Through The Tulips Words of 'Wiz'dom

July 8, 2021

Let Love Grow

Filed under: Uncategorized — gardener @ 8:59 am

This week is my birthday week. Even though I do celebrate in small ways each day the entire month of July- I have learned so much over the last few years. I know that’s the point of life- or at least that’s how I see it- yet something I continue to be reminded and learn is that different people with different experiences and life lens love and see love very differently.

I’ve also realized that many people wrap their self worth in external validation. In social media likes, in praises from others. It’s something I’ve never understood- although I know we all have the desire to know we are being seen and heard, to have our validation as human beings wrapped up in that information is as foreign to me as trying to read Greek.

So many of us tend to judge what we don’t understand- rather than extending compassion, love and understanding. Being open- has taught me that I don’t have to understand to be willing to learn and hear another perspective. It is how we genuinely get to know each other-

Life has been fully of these expansion moments the past few years- and at one point in May- I called my mom in tears saying that I didn’t want to love anyone any longer, simply because I was tired of losing people I loved. I felt at that time as though I had lost all of the joy I usually carried with me everywhere- delighting in the simplicity of the beauty life has to offer.

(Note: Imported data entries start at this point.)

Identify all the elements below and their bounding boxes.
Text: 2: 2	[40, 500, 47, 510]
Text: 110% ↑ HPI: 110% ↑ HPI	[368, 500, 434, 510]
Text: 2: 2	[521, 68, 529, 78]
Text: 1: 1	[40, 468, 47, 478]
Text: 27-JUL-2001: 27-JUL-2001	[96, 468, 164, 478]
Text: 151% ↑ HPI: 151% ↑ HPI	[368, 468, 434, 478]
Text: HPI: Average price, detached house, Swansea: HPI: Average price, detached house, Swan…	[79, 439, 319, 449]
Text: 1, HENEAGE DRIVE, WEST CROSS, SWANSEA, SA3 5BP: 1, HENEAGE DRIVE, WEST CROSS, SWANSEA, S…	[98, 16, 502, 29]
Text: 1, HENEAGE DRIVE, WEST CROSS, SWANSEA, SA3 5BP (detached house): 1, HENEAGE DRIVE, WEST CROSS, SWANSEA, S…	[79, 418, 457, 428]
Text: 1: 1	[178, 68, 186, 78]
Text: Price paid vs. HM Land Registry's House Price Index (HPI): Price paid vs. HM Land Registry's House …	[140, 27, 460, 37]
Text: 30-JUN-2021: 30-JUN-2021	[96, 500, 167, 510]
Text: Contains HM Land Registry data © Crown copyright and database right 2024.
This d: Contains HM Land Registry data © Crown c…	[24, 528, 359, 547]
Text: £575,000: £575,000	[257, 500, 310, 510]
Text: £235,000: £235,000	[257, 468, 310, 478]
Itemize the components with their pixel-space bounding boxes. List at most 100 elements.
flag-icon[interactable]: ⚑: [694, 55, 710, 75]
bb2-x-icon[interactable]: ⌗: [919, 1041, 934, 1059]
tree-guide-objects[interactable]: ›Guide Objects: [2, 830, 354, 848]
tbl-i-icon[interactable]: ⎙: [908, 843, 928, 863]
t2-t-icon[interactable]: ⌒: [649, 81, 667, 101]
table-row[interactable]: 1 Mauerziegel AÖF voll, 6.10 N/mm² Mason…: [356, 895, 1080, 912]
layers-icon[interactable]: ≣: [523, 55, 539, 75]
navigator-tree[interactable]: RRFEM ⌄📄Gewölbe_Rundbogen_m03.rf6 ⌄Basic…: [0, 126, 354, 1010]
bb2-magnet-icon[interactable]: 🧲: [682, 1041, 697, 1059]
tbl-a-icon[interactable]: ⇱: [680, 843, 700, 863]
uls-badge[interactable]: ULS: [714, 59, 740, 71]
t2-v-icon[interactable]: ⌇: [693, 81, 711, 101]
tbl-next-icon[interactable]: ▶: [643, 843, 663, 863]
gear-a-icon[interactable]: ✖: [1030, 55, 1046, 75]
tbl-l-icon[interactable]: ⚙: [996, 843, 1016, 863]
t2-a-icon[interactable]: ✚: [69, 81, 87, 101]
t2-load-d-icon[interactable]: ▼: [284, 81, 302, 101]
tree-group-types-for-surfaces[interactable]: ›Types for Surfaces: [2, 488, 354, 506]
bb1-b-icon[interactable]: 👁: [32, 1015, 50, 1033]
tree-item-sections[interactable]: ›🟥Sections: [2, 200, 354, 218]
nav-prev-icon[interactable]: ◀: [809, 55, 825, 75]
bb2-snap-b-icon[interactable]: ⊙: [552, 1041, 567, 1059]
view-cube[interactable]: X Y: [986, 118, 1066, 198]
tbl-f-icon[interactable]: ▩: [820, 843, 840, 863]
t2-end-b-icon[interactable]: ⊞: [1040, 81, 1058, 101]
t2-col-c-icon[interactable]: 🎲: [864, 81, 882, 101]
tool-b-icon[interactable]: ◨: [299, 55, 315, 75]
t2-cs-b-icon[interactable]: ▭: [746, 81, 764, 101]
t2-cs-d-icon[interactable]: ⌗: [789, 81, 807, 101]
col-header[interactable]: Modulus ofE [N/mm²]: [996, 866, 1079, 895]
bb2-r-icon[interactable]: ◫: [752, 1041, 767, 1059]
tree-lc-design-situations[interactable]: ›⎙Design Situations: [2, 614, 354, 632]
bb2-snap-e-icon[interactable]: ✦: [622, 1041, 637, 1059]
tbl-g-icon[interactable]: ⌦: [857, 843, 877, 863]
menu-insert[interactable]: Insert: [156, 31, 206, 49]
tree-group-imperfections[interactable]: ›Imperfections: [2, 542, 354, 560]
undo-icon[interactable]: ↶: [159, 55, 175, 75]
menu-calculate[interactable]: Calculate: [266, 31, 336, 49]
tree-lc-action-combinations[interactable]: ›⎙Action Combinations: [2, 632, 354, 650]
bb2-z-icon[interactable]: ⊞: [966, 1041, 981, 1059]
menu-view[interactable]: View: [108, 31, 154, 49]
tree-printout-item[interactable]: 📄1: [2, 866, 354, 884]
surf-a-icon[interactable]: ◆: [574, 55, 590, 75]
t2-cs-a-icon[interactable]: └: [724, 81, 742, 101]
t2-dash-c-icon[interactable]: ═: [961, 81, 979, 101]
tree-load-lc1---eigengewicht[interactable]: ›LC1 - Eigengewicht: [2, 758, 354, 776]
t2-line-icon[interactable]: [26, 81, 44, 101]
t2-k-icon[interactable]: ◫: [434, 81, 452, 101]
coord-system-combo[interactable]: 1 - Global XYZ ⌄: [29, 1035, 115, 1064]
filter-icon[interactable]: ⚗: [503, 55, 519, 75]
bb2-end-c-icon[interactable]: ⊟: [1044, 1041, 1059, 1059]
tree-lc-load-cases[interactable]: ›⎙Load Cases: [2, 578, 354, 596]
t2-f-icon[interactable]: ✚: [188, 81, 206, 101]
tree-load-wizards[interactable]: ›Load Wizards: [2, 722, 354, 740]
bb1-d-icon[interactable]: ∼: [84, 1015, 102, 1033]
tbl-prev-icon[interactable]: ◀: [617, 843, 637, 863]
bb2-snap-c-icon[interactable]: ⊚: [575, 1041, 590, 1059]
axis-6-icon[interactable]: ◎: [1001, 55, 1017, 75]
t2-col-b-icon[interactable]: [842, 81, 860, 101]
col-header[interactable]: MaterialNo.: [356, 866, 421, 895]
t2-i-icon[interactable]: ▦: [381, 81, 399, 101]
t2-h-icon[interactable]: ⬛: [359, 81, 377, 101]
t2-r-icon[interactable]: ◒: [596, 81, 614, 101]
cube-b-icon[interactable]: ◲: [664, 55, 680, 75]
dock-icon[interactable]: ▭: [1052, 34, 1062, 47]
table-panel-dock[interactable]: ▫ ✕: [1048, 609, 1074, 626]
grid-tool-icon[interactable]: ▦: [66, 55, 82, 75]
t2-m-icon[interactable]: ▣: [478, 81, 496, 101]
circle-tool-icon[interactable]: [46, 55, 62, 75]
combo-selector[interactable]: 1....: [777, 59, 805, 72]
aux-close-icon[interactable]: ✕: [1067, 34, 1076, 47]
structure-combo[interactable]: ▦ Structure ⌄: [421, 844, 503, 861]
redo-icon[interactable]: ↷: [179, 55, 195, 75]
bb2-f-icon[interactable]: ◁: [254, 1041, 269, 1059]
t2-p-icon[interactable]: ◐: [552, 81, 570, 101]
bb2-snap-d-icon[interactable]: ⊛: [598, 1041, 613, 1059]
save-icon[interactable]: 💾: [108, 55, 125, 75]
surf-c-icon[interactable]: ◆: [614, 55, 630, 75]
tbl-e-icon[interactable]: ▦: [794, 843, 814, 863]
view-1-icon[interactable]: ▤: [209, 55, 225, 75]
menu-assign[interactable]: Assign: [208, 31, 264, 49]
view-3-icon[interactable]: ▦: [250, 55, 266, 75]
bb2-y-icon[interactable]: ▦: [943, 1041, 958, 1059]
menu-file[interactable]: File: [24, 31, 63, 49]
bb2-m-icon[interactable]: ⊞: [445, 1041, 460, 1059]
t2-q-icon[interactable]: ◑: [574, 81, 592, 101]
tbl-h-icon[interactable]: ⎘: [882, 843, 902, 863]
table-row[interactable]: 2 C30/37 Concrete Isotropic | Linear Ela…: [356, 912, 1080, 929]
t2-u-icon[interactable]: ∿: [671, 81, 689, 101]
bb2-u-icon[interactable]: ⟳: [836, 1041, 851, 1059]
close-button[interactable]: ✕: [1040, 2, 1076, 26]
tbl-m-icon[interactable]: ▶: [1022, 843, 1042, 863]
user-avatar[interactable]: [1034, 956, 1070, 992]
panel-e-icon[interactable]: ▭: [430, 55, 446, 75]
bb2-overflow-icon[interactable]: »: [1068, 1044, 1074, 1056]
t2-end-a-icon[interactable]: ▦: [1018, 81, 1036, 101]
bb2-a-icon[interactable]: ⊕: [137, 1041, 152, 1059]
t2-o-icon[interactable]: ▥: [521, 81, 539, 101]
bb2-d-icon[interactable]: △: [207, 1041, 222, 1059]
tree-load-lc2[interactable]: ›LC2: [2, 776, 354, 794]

I remember mom saying that it would come back and while logically that seemed true, it has taken a while, but I’m almost there. Rather than focusing on the fact that I felt no joy- I continued to find tiny things in each day that would generally bring me joy, even if I couldn’t ‘feel’ it at the moment. Eventually, little by little the joy has returned, as I have worked on myself and learned more about me and others. Currently- I’m filled with joy as I can look up from the laptop and see my dog sleeping on the floor- his front legs crossed, lying on his side and a gentle snore coming from his mouth. He feels safe, comfortable, at peace and loved. It’s the best place to be.

Today and tomorrow I’m grateful for the lessons that have expanded my heart muscle and given it yet more room to love.